Earlier in June, Grossfeld also threw out a $3 million jury verdict awarded to Labib Doumit, the Board of Pharmacy employee who made the alleged threats. The suit claimed he had been harassed and suffered an invasion of privacy, and the jury unanimously agreed.

Yet Grossfeld ruled that there was no substantial evidence to support Doumit’s claim.

In the Coleman case, Grossfeld dismissed the case on the grounds that the jury’s findings were different than the claim Coleman made to the state Board of Control, a mandatory procedural step made before she could bring her suit against the state.

Coleman is considering an appeal: “I don’t want to be remembered as an example of why it is hopeless to take on the state.”
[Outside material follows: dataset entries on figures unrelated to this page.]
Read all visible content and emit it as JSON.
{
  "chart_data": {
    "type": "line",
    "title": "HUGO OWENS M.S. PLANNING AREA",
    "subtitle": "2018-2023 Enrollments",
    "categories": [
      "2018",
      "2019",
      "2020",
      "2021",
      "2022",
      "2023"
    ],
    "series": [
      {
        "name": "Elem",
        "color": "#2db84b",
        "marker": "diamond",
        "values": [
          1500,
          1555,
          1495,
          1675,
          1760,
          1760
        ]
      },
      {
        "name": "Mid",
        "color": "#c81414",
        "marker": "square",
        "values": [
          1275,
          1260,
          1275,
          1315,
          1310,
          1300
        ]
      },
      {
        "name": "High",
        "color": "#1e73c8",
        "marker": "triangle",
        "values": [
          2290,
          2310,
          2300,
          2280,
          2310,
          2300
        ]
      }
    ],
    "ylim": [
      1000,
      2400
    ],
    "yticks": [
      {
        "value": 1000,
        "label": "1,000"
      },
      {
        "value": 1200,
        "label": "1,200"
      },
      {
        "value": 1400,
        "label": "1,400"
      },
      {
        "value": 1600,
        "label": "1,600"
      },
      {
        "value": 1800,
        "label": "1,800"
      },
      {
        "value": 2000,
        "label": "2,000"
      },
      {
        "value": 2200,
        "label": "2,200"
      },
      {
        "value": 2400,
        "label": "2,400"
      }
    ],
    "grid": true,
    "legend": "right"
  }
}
Another character from the recent pages of SN&R—Troy Agid, owner of Bonehead’s Tattoos—has had a happy ending to his story (see “Sign of the Times,” SN&R, June 21).

Sacramento’s Design Review and Preservation Board originally took a dim view of the sprawling sign in front of his business, but then agreed with Agid supporters that it was more mural than sign, and at a recent follow-up hearing, finally agreed to let him keep an only slightly smaller version of his original sign.

The board had nothing but praise for Agid’s beautification of the store’s façade, and Agid felt fine about his run-in with city bureaucracy: “I am so glad that I went through this process.”